Jayaprakash Gopinathan
Service Tax Applies to Consultants in Infrastructure Projects Despite Contractor Exemptions; Circulars 147 & 108 Clarify Scope Consultant, architectural, accounting, and similar services provided to infrastructure project service providers are subject to service tax, despite exemptions for main contractors. Exemptions apply to services directly classified under works contract services, as clarified by CBE&C circulars. However, other service providers to main contractors must pay service tax, creating cost inflation concerns for the industry. The debate continues over the scope of exemptions and the impact of circulars, such as circular no. 147 and circular no. 108, which have historically influenced tax interpretations and exemptions. Authorities are urged to ensure clarity and legal backing to avoid audit objections. (AI Summary)

G.Jayaprakash

Superintendent of Central Excise

 Abolish tax exemptions to small scale units, bemoans experts of the private sector. Without much noise, multi crore industrial projects get the same tax exemptions. It is the wisdom and authority of the state.  Exemption from Service Tax available to infrastructural service providers, i.e. services provided to in construction of roads, airports, railways, transport terminals, bridges, tunnels and dams is one such exemption extended by excluding the same form purview of work contract services in the definition itself. These infrastructure projects involve participation of different professionals and whether services provided by them are within the ambit of the above exemption was extensively debated by high end consultants. Revenue, vide circular no.   138/07/11-ST dated 6.5.2011 explained that service provided to the service providers of infrastructural projects are classifiable under the respective services and liable to service tax. Industry had protested to the inflation it creates to its cost when service tax paid by its service providers is passed on to them.

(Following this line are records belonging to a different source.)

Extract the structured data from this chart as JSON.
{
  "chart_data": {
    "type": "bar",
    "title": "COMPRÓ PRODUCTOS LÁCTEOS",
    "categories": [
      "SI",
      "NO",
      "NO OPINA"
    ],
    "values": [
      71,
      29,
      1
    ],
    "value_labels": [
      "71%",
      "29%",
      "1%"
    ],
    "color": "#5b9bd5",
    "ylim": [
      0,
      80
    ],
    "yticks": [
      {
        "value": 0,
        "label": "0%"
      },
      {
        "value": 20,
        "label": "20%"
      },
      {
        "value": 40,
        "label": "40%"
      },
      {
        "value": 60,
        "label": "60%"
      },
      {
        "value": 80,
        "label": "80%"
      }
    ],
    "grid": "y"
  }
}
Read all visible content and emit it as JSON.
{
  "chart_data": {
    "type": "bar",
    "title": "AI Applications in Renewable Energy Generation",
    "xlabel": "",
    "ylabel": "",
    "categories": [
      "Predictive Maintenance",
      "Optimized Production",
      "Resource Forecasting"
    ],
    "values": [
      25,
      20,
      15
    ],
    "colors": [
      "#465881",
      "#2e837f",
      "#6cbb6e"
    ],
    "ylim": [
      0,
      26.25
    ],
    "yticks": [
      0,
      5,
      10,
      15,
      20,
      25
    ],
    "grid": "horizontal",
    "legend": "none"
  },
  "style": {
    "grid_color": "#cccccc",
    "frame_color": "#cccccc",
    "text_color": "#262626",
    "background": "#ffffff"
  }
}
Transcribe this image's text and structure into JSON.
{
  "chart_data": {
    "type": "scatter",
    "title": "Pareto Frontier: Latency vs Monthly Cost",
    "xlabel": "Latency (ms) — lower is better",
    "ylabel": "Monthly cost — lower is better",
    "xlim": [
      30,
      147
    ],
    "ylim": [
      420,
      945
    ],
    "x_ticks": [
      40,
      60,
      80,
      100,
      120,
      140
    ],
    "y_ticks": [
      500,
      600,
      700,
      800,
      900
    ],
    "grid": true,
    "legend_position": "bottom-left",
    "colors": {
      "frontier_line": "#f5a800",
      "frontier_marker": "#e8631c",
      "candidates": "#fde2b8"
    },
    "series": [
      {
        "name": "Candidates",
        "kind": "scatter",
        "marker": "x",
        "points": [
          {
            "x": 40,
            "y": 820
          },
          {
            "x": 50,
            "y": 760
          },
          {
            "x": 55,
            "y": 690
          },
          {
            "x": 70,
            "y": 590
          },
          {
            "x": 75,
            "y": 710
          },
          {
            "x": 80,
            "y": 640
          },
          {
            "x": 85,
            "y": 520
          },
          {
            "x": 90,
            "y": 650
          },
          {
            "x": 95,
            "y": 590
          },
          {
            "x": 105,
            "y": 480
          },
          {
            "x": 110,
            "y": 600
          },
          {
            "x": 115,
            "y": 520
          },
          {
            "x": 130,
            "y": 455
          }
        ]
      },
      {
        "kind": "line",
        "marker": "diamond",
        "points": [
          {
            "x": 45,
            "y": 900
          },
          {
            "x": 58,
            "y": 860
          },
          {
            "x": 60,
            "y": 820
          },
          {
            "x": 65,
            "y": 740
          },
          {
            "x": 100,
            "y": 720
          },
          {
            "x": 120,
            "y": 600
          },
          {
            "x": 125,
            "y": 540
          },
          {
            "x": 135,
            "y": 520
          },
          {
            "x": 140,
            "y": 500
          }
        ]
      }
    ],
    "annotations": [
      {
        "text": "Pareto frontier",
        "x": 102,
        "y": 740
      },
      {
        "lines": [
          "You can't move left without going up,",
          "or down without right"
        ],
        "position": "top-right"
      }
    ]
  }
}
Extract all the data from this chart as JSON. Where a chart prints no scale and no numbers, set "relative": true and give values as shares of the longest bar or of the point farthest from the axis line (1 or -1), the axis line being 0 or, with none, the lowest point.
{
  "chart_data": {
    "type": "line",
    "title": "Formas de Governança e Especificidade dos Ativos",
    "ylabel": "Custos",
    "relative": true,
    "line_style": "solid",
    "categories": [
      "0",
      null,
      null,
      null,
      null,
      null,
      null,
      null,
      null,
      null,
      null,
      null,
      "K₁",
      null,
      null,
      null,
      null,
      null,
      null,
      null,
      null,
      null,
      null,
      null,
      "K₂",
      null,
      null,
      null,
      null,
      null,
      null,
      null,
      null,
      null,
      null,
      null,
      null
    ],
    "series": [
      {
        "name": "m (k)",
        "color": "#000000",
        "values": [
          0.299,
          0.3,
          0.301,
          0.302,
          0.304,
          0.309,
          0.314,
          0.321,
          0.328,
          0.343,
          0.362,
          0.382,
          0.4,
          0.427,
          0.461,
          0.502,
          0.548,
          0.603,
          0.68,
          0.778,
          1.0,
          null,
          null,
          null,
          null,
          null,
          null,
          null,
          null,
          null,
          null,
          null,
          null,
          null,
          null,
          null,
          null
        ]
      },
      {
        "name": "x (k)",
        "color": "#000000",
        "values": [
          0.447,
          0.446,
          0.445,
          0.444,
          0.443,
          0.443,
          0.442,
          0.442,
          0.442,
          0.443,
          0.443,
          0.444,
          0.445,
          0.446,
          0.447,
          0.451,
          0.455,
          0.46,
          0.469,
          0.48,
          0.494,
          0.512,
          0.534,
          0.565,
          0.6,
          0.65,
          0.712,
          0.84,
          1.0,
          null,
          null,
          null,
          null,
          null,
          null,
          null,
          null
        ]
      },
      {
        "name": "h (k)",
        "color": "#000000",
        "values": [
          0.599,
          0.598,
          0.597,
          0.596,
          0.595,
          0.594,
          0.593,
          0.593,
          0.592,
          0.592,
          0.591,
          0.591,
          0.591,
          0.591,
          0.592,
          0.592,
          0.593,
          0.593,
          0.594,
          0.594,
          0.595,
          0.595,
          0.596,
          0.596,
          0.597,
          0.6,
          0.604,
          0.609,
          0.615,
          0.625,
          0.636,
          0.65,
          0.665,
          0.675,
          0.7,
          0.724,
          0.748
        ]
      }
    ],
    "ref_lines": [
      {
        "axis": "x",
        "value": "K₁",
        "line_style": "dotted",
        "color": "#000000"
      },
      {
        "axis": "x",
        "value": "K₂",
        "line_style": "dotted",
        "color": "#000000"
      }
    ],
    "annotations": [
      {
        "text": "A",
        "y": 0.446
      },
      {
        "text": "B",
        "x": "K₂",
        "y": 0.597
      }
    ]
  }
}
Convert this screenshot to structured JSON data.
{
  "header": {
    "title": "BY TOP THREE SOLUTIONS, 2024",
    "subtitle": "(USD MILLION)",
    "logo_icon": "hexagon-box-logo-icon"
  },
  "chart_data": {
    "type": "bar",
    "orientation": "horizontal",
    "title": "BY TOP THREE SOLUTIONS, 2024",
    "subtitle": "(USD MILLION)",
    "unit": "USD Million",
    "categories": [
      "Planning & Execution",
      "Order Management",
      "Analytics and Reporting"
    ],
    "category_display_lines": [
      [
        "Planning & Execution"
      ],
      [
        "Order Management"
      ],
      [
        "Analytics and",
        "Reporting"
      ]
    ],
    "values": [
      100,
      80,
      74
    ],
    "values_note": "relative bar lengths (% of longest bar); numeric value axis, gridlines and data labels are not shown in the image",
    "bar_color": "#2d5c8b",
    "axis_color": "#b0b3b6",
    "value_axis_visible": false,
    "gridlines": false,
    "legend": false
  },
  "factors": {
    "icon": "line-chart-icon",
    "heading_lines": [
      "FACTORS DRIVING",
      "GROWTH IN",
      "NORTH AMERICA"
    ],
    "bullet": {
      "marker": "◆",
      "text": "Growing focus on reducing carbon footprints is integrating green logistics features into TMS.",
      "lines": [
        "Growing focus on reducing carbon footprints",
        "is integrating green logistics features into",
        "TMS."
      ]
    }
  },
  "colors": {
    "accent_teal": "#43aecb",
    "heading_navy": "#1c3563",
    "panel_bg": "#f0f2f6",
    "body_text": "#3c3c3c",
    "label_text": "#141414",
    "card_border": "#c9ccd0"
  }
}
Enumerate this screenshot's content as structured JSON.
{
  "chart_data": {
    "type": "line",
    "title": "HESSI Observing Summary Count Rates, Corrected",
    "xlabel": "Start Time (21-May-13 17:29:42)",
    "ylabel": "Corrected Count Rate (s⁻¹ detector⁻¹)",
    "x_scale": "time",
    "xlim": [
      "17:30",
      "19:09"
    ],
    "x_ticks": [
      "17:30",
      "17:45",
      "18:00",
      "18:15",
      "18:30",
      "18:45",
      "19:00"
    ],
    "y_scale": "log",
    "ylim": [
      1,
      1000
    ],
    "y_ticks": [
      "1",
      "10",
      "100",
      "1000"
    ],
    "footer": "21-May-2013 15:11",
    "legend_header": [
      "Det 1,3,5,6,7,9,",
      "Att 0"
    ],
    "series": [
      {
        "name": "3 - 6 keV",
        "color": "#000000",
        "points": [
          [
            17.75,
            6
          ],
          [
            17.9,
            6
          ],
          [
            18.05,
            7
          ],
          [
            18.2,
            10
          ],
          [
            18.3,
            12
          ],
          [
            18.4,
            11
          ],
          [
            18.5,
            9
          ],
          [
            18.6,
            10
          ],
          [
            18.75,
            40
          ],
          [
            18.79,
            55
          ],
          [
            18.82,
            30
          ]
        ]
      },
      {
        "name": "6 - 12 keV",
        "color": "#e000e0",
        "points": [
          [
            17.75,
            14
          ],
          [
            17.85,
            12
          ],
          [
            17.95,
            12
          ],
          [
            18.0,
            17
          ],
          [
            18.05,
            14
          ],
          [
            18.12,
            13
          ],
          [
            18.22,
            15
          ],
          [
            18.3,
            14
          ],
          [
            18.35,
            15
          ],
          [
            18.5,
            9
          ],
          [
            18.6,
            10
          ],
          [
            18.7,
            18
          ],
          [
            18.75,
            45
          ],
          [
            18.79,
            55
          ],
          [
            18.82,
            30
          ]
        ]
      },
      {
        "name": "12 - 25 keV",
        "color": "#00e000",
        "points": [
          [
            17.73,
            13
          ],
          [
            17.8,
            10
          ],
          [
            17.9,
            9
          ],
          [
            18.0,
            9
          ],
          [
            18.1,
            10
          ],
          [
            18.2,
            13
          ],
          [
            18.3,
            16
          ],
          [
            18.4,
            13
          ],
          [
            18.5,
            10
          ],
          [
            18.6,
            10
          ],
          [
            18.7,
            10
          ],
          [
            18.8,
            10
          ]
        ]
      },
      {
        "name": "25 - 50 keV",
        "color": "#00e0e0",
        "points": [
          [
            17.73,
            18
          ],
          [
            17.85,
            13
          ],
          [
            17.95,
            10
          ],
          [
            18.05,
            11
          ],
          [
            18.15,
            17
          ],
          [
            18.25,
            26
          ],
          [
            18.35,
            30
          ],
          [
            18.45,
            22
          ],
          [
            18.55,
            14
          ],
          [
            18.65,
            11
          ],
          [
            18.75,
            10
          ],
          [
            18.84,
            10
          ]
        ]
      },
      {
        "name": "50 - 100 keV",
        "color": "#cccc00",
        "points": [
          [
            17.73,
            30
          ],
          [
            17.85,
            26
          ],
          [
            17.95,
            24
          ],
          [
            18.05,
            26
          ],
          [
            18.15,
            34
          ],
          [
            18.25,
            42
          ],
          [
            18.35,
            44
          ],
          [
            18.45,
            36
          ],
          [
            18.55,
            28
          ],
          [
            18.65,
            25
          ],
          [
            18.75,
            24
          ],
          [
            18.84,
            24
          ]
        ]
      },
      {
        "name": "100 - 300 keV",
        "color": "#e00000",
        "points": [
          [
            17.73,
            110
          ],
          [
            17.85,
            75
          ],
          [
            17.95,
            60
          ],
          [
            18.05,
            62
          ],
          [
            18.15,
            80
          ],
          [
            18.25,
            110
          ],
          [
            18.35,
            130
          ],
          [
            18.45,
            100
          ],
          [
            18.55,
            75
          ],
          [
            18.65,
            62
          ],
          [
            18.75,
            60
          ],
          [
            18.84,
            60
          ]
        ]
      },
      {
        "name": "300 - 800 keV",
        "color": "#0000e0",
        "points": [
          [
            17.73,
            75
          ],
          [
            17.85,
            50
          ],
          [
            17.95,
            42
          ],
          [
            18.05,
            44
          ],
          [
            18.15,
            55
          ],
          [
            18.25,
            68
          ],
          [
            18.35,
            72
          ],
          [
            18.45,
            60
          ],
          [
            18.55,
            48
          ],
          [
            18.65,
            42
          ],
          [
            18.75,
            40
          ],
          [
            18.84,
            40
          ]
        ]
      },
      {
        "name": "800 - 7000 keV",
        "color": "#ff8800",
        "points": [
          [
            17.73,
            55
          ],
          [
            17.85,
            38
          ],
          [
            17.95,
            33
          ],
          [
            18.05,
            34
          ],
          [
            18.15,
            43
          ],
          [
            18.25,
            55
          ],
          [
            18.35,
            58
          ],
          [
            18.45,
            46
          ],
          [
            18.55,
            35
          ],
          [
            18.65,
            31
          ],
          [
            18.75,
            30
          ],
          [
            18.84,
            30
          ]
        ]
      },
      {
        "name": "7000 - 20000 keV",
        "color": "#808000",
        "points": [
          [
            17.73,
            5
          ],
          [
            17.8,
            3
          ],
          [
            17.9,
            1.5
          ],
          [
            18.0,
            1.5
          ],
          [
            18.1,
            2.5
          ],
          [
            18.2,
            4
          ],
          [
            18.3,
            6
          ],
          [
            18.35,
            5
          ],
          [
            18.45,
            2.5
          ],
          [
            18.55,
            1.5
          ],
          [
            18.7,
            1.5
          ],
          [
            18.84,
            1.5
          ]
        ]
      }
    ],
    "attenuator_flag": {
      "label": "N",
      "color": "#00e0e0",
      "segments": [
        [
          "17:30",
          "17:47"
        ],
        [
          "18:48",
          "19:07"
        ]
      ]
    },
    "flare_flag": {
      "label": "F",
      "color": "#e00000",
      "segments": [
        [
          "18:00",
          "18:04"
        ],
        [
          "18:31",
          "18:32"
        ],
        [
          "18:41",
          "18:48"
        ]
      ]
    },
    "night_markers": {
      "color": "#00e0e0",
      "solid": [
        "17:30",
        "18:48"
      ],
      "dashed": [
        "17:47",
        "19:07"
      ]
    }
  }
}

Tax journals published different opinions questioning the wisdom of not extending exemptions to services provided to the main contractor who is excluded from the ambit of work contract services.. A query received was whether the contractor of dry cleaning services to an infrastructure project office is exempted or not. In a bid to end such queries, CBE&C issued   circular no. 147.16/2011-St dated 21.10.2011 clarifying that if services provided by a sub- contractor are per se classifiable under works contract services, it would continue to enjoy the exemption, while services are provided to the main contractor.

From these circulars, it can be seen that only such activities carried out by sub contractors which merit classification as works contract services alone will come within the ambit of the circular.  All other providers of taxable services to the main contractor are liable to pay service tax, even though the recipient of such services is exempted from service tax.

Another aspect appears to be the role of the circular.  Is circular no.147 (supra) is enough to extend the benefit .The controversy over circular 108/2009-St dated 29.1.2009 is well known and issuance of notification 32/2010 conferring retrospective exemption is, well, history. Whether the two different terms used in the definition of works contract services, in relation to and in respect of will pave way for different interpretations.

  Competent authorities may act to avoid C&AG audit objections based on circulars conveying concessions without the backing of law enacted.